Among the team’s proudest moments, Baucom said, was helping to broker an agreement with Oregon’s trade unions, improving veterans’ access to apprenticeship programs by giving them credit for general military service and trade-related experience. While all states have job programs for veterans, Oregon is unique in putting Maas and Baucom literally in the same room with the rest of the reintegration team.

The goal is to go the extra mile for soldiers by trouble-shooting often interrelated problems. Hier’s recent interaction with a Eugene-area veteran was a case in point.

The soldier faced a crisis when he came into Hier’s office at the Lane Community College Counseling Center: He’d quit his job to attend school full time this fall, planning to pay his living expenses with a government stipend for student veterans. He didn’t realize that he wouldn’t receive his first such check until the end of October. Unable to pay his rent, he faced immediate eviction.

“I spent three or four hours helping him get some funding from the Coalition for Troop Support,” Hier said. “Within seven hours, his landlord had received payment for two weeks’ rent until more benefits come in. When somebody comes to us with a problem, we see it through.

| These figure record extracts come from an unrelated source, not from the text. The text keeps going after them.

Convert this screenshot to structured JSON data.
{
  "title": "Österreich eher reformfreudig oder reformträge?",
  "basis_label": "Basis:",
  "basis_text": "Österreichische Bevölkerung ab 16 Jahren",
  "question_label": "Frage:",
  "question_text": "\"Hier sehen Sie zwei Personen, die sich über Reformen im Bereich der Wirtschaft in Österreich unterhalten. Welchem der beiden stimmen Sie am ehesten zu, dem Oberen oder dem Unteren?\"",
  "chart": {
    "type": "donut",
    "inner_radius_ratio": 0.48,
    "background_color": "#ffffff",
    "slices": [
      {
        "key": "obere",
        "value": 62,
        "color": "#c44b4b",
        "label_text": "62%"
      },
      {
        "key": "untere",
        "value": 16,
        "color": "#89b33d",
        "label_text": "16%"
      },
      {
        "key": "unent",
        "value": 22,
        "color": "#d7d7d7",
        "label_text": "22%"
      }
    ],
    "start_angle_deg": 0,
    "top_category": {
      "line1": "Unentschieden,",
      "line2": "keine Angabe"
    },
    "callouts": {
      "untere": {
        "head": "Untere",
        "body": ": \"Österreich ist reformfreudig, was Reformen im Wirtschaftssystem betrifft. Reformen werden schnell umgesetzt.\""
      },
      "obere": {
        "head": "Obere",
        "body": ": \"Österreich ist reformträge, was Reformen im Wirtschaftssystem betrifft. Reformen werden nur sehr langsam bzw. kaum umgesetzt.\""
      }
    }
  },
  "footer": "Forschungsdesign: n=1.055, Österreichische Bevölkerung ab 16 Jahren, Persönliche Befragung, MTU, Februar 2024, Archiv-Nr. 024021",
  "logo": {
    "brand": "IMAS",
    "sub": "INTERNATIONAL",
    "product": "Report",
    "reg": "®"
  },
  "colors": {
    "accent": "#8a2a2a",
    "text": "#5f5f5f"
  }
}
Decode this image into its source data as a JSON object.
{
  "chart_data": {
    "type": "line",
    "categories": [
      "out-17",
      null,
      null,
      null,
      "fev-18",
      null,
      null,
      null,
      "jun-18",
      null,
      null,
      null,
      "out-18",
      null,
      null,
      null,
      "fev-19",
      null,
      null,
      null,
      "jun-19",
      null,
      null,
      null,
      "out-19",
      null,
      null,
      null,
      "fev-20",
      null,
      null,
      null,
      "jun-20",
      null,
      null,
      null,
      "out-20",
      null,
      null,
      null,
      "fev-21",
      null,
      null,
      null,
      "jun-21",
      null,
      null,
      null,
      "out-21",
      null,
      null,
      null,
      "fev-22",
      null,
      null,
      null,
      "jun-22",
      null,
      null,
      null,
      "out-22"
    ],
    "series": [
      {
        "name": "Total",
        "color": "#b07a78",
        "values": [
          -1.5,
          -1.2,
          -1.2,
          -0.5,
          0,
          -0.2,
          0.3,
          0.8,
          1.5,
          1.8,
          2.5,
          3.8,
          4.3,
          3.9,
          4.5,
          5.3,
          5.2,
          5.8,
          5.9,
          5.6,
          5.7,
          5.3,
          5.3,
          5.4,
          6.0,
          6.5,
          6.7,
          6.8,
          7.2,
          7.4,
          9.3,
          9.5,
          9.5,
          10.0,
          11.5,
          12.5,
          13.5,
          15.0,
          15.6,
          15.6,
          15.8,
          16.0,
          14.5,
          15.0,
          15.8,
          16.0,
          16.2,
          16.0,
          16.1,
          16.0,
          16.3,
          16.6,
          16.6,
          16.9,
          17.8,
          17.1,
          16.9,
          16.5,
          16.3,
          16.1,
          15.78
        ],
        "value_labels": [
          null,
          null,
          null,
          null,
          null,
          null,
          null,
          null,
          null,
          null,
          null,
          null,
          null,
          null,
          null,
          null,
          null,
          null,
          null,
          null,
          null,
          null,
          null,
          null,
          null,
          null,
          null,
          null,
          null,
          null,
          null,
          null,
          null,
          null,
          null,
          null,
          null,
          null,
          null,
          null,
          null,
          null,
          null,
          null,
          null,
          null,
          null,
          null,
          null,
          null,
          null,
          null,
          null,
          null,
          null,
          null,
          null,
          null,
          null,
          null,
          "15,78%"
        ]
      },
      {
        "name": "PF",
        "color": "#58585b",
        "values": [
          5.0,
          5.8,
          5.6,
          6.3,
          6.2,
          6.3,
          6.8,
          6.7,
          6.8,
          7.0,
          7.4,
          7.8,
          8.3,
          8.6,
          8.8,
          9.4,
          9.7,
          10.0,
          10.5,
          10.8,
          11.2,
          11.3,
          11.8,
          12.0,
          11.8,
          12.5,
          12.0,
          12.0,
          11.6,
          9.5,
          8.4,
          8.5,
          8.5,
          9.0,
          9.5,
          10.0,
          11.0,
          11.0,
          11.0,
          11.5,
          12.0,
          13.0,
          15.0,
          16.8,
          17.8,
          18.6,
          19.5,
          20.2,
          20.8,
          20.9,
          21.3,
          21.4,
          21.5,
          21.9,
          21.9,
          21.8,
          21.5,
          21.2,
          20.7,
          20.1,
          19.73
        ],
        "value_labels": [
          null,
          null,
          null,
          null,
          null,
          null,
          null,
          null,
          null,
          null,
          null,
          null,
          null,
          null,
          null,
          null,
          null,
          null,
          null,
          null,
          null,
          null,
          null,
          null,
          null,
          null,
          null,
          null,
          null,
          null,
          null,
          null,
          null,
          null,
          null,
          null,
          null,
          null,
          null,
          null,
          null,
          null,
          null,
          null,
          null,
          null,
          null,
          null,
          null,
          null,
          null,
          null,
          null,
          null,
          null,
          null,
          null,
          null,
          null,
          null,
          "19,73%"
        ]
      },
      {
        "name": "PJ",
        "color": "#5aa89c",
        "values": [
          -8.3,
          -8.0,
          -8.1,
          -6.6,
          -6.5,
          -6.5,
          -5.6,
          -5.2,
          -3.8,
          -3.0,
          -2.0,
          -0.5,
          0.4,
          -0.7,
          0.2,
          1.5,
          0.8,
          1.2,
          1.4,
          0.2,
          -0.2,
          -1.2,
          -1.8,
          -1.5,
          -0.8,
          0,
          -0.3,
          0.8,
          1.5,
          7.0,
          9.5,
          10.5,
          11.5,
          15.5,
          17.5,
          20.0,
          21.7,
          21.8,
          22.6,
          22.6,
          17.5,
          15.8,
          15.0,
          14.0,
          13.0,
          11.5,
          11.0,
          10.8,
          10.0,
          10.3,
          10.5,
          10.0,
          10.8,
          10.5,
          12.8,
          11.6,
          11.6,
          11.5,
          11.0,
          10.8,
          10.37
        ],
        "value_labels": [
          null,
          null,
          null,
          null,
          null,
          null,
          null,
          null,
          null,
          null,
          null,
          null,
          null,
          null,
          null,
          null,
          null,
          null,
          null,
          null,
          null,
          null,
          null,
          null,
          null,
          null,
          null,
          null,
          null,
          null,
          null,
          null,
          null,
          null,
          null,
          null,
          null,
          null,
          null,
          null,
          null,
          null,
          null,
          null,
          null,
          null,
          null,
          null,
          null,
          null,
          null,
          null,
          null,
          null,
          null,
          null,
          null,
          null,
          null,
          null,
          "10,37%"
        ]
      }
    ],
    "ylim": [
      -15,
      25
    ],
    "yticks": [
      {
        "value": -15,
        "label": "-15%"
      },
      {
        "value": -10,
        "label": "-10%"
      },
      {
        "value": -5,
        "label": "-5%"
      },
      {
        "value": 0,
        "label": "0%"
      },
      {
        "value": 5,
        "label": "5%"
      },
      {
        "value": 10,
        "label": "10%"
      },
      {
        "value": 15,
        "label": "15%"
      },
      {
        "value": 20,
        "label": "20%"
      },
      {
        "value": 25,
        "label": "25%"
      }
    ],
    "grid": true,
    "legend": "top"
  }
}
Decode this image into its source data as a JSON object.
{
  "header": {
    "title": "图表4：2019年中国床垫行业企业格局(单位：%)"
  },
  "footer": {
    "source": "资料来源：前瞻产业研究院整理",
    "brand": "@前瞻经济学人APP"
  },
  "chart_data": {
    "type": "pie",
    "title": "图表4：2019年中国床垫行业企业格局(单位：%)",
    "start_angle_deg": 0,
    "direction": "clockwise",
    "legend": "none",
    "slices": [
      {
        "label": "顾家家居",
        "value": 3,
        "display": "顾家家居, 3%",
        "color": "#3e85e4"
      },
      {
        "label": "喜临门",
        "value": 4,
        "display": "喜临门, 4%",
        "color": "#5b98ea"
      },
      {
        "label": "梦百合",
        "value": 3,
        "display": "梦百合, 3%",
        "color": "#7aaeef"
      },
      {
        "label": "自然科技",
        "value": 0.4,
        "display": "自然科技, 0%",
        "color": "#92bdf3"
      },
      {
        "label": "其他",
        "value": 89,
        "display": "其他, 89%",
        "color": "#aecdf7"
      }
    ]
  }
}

We don’t want them calling some 1-800 VA number and listening to Kenny G ‘hold’ music.” The reintegration team has been good at breaking through the stigma over seeking help for post-traumatic stress disorder, said Greg Andersen, who runs the in-patient PTSD program at the Roseburg VA Hospital.

Soldiers are still getting “double messages” from the military, with treatment still unofficially, even openly discouraged, Andersen said.

“But Vinni and the others provide linkage for us,” he said. “They’re aware of the guys that are having trouble. They’re a liaison between this bureaucracy of government and the soldiers and their families, and I believe Oregon is the first state to do this. They can communicate to that individual soldier: This is not just you. A lot of guys are going through this. There’s help. There’s hope.”